Speech Sound Disorder
What is Speech Sound Disorder?
Speech Sound Disorder is a Communication Disorder. Speech problems are often caused by problems with the body's nervous system. The problems between the brain and the nervous system affect the use of language, speech or communication.
Symptoms of this disorder include:
- ongoing problems with being able to correctly make speech sounds (saying words correctly). These problems make it hard for others to understand them or stop them from being able to accurately share their thoughts.
- these issues cause problems in school, in talking with others, or both.
- the symptoms first showed up when the child was 2 to 4 years-old
- the problems aren't because of conditions that have existed since they were born (congenital) or ones that they got after birth (acquired conditions), such as cerebral palsy, deafness or hearing loss, traumatic brain injury, or other medical or neurological (brain) conditions.
How common is Speech Sound Disorder?
Learning to make sounds correctly and then put those sounds together into words and sentences are skills that children learn over time. There are a lot of differences in how children learn to speak during the early years of life. Delays do not mean that a child who is having problems with saying words will automatically have Speech Sound Disorder.
By the time a child is 3 years old, most will be able to understood by others, even though some words may not be said correctly yet. By age 8, most will be able to say the harder sounds including l, r, s, z, th, ch, dzh, and zh. If a child is having trouble with more than one of these sounds, then they may be diagnosed with Speech Sound Disorder.
With the assistance of speech therapy, most children will be able to overcome the issues and will not have the problems for their whole lives. If a child has both Speech Sound Disorder and Language Disorder, the issues can be much harder to deal with and may continue when they are an adult.
What are the risk factors for Speech Sound Disorder?
Risk factors for this disorder have not yet been identified.
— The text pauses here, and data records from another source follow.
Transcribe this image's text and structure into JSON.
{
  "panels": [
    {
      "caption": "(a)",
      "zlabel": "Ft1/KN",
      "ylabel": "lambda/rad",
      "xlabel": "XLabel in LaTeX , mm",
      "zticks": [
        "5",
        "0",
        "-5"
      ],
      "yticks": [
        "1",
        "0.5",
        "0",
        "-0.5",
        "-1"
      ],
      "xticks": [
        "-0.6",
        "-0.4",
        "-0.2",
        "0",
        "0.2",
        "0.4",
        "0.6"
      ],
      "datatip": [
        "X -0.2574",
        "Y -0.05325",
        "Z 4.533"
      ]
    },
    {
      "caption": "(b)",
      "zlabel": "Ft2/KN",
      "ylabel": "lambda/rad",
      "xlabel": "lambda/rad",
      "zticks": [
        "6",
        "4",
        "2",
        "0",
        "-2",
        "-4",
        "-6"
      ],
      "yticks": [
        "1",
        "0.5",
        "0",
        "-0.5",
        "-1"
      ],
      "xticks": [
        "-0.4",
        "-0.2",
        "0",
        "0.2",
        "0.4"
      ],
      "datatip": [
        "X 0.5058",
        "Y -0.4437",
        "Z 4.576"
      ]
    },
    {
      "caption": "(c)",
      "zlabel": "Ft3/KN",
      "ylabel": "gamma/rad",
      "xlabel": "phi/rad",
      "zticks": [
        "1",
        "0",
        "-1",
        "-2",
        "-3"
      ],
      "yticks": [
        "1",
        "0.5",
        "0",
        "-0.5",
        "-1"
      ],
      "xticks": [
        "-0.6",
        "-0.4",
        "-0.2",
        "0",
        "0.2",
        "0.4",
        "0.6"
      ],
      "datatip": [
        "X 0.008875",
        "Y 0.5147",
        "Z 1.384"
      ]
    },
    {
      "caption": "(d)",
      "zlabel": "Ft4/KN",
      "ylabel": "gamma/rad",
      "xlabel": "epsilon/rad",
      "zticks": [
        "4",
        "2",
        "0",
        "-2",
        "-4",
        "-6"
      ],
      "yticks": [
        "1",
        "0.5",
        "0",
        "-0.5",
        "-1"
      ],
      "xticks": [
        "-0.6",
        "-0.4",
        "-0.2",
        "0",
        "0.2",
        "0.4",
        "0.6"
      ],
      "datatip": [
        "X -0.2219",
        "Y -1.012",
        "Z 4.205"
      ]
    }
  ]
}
However, Speech Sound Disorder or Language Disorder often happen multiple times in families, which seems to suggest that there are genetic issues involved.
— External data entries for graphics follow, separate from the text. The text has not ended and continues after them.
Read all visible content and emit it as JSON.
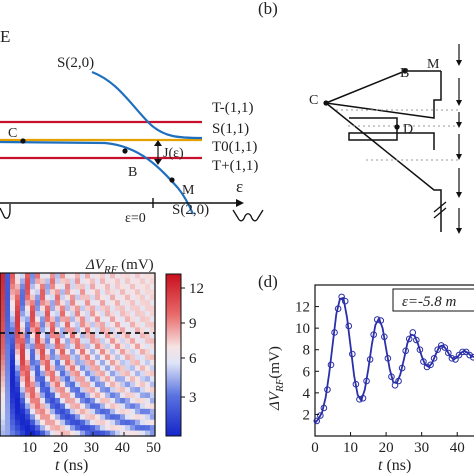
{
  "panel_a": {
    "axis_label_E": "E",
    "axis_label_eps": "ε",
    "eps_zero": "ε=0",
    "coupling": "J(ε)",
    "states": [
      {
        "label": "S(2,0)",
        "color": "#1f6fbf"
      },
      {
        "label": "T-(1,1)",
        "color": "#c8102e"
      },
      {
        "label": "S(1,1)",
        "color": "#1f6fbf"
      },
      {
        "label": "T0(1,1)",
        "color": "#e5a100"
      },
      {
        "label": "T+(1,1)",
        "color": "#c8102e"
      },
      {
        "label": "S(2,0)",
        "color": "#1f6fbf"
      }
    ],
    "points": {
      "C": "C",
      "B": "B",
      "M": "M"
    }
  },
  "panel_b": {
    "label": "(b)",
    "points": {
      "B": "B",
      "M": "M",
      "C": "C",
      "D": "D"
    }
  },
  "panel_c": {
    "colorbar_label": "ΔV",
    "colorbar_sub": "RF",
    "colorbar_unit": " (mV)",
    "colorbar_ticks": [
      "12",
      "9",
      "6",
      "3"
    ],
    "x_ticks": [
      "10",
      "20",
      "30",
      "40",
      "50"
    ],
    "x_label_var": "t",
    "x_label_unit": " (ns)"
  },
  "panel_d": {
    "label": "(d)",
    "legend": "ε=-5.8 m",
    "y_label_var": "ΔV",
    "y_label_sub": "RF",
    "y_label_unit": "(mV)",
    "x_label_var": "t",
    "x_label_unit": " (ns)",
    "chart_data": {
      "type": "scatter",
      "x_ticks": [
        "0",
        "10",
        "20",
        "30",
        "40"
      ],
      "y_ticks": [
        "2",
        "4",
        "6",
        "8",
        "10",
        "12"
      ],
      "xlim": [
        0,
        45
      ],
      "ylim": [
        0,
        14
      ],
      "xlabel": "t (ns)",
      "ylabel": "ΔV_RF (mV)",
      "series": [
        {
          "kind": "fit-line",
          "color": "#2b2fa8",
          "x": [
            0,
            1,
            2,
            3,
            4,
            5,
            6,
            7,
            8,
            9,
            10,
            11,
            12,
            13,
            14,
            15,
            16,
            17,
            18,
            19,
            20,
            21,
            22,
            23,
            24,
            25,
            26,
            27,
            28,
            29,
            30,
            31,
            32,
            33,
            34,
            35,
            36,
            37,
            38,
            39,
            40,
            41,
            42,
            43,
            44,
            45
          ],
          "y": [
            1.2,
            1.6,
            2.2,
            3.6,
            5.8,
            8.6,
            11.3,
            12.7,
            12.8,
            11.0,
            8.3,
            5.6,
            3.8,
            3.3,
            4.3,
            6.2,
            8.5,
            10.3,
            10.9,
            10.0,
            8.1,
            6.2,
            5.0,
            4.9,
            5.7,
            7.1,
            8.6,
            9.4,
            9.3,
            8.5,
            7.4,
            6.6,
            6.4,
            6.8,
            7.6,
            8.3,
            8.4,
            8.0,
            7.4,
            7.1,
            7.3,
            7.7,
            7.9,
            7.7,
            7.4,
            7.3
          ]
        },
        {
          "kind": "data-points",
          "color": "#2b2fa8",
          "x": [
            0.5,
            1.5,
            2.5,
            3.5,
            4.5,
            5.5,
            6.5,
            7.5,
            8.5,
            9.5,
            10.5,
            11.5,
            12.5,
            13.5,
            14.5,
            15.5,
            16.5,
            17.5,
            18.5,
            19.5,
            20.5,
            21.5,
            22.5,
            23.5,
            24.5,
            25.5,
            26.5,
            27.5,
            28.5,
            29.5,
            30.5,
            31.5,
            32.5,
            33.5,
            34.5,
            35.5,
            36.5,
            37.5,
            38.5,
            39.5,
            40.5,
            41.5,
            42.5,
            43.5,
            44.5
          ],
          "y": [
            1.4,
            1.9,
            2.6,
            4.3,
            6.6,
            9.6,
            11.8,
            12.9,
            12.5,
            10.2,
            7.6,
            4.8,
            3.4,
            3.5,
            5.1,
            7.1,
            9.4,
            10.8,
            10.7,
            9.2,
            7.2,
            5.5,
            4.7,
            5.1,
            6.3,
            7.9,
            9.0,
            9.6,
            8.9,
            8.0,
            6.9,
            6.4,
            6.6,
            7.2,
            8.0,
            8.4,
            8.2,
            7.7,
            7.2,
            7.1,
            7.5,
            7.8,
            7.8,
            7.5,
            7.3
          ]
        }
      ]
    }
  }
}
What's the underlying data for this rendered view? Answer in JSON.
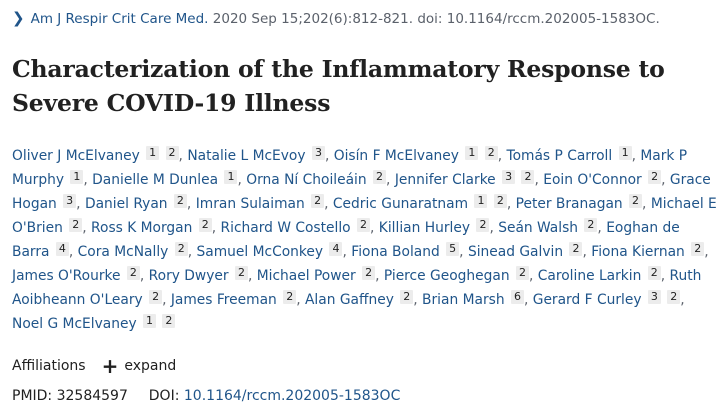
{
  "citation": {
    "journal": "Am J Respir Crit Care Med.",
    "details": "2020 Sep 15;202(6):812-821. doi: 10.1164/rccm.202005-1583OC."
  },
  "title": "Characterization of the Inflammatory Response to Severe COVID-19 Illness",
  "authors": [
    {
      "name": "Oliver J McElvaney",
      "aff": [
        "1",
        "2"
      ]
    },
    {
      "name": "Natalie L McEvoy",
      "aff": [
        "3"
      ]
    },
    {
      "name": "Oisín F McElvaney",
      "aff": [
        "1",
        "2"
      ]
    },
    {
      "name": "Tomás P Carroll",
      "aff": [
        "1"
      ]
    },
    {
      "name": "Mark P Murphy",
      "aff": [
        "1"
      ]
    },
    {
      "name": "Danielle M Dunlea",
      "aff": [
        "1"
      ]
    },
    {
      "name": "Orna Ní Choileáin",
      "aff": [
        "2"
      ]
    },
    {
      "name": "Jennifer Clarke",
      "aff": [
        "3",
        "2"
      ]
    },
    {
      "name": "Eoin O'Connor",
      "aff": [
        "2"
      ]
    },
    {
      "name": "Grace Hogan",
      "aff": [
        "3"
      ]
    },
    {
      "name": "Daniel Ryan",
      "aff": [
        "2"
      ]
    },
    {
      "name": "Imran Sulaiman",
      "aff": [
        "2"
      ]
    },
    {
      "name": "Cedric Gunaratnam",
      "aff": [
        "1",
        "2"
      ]
    },
    {
      "name": "Peter Branagan",
      "aff": [
        "2"
      ]
    },
    {
      "name": "Michael E O'Brien",
      "aff": [
        "2"
      ]
    },
    {
      "name": "Ross K Morgan",
      "aff": [
        "2"
      ]
    },
    {
      "name": "Richard W Costello",
      "aff": [
        "2"
      ]
    },
    {
      "name": "Killian Hurley",
      "aff": [
        "2"
      ]
    },
    {
      "name": "Seán Walsh",
      "aff": [
        "2"
      ]
    },
    {
      "name": "Eoghan de Barra",
      "aff": [
        "4"
      ]
    },
    {
      "name": "Cora McNally",
      "aff": [
        "2"
      ]
    },
    {
      "name": "Samuel McConkey",
      "aff": [
        "4"
      ]
    },
    {
      "name": "Fiona Boland",
      "aff": [
        "5"
      ]
    },
    {
      "name": "Sinead Galvin",
      "aff": [
        "2"
      ]
    },
    {
      "name": "Fiona Kiernan",
      "aff": [
        "2"
      ]
    },
    {
      "name": "James O'Rourke",
      "aff": [
        "2"
      ]
    },
    {
      "name": "Rory Dwyer",
      "aff": [
        "2"
      ]
    },
    {
      "name": "Michael Power",
      "aff": [
        "2"
      ]
    },
    {
      "name": "Pierce Geoghegan",
      "aff": [
        "2"
      ]
    },
    {
      "name": "Caroline Larkin",
      "aff": [
        "2"
      ]
    },
    {
      "name": "Ruth Aoibheann O'Leary",
      "aff": [
        "2"
      ]
    },
    {
      "name": "James Freeman",
      "aff": [
        "2"
      ]
    },
    {
      "name": "Alan Gaffney",
      "aff": [
        "2"
      ]
    },
    {
      "name": "Brian Marsh",
      "aff": [
        "6"
      ]
    },
    {
      "name": "Gerard F Curley",
      "aff": [
        "3",
        "2"
      ]
    },
    {
      "name": "Noel G McElvaney",
      "aff": [
        "1",
        "2"
      ]
    }
  ],
  "affiliations": {
    "label": "Affiliations",
    "expand_label": "expand",
    "expand_icon": "plus-icon"
  },
  "identifiers": {
    "pmid_label": "PMID:",
    "pmid": "32584597",
    "doi_label": "DOI:",
    "doi": "10.1164/rccm.202005-1583OC"
  },
  "colors": {
    "link": "#20558a",
    "text": "#212121",
    "muted": "#5b616b",
    "badge_bg": "#ececec"
  }
}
What other disorders or conditions often occur with Speech Sound Disorder?
Language Disorder, especially with skills used to communicate information to others, can occur along with this disorder.
How is Speech Sound Disorder treated?
If a parent is worried about how a child's talks, they should start with the child's doctor first. The doctor may suggest that the family talk to a person who is trained to test and treat people with speech or language disorders (a speech-language pathologist). That person will talk about the child's skills and will use special tests. A hearing test is often done because hearing problems can affect learning how to talk.
After the tests are done, they may suggest the parents do things at home to help the child practice and improve in talking and writing, or that the child do individual or group therapy with a counselor to work on their skills.
They may suggest more tests and a check-up by a person trained to identify and measure hearing loss (an audiologist), or a psychologist who is an expert in how children grow and develop.
Psychotherapy, including cognitive behavioral therapy, may also be used to help the child deal with their feelings about the problems that they may be having because of their trouble talking with or understanding other people.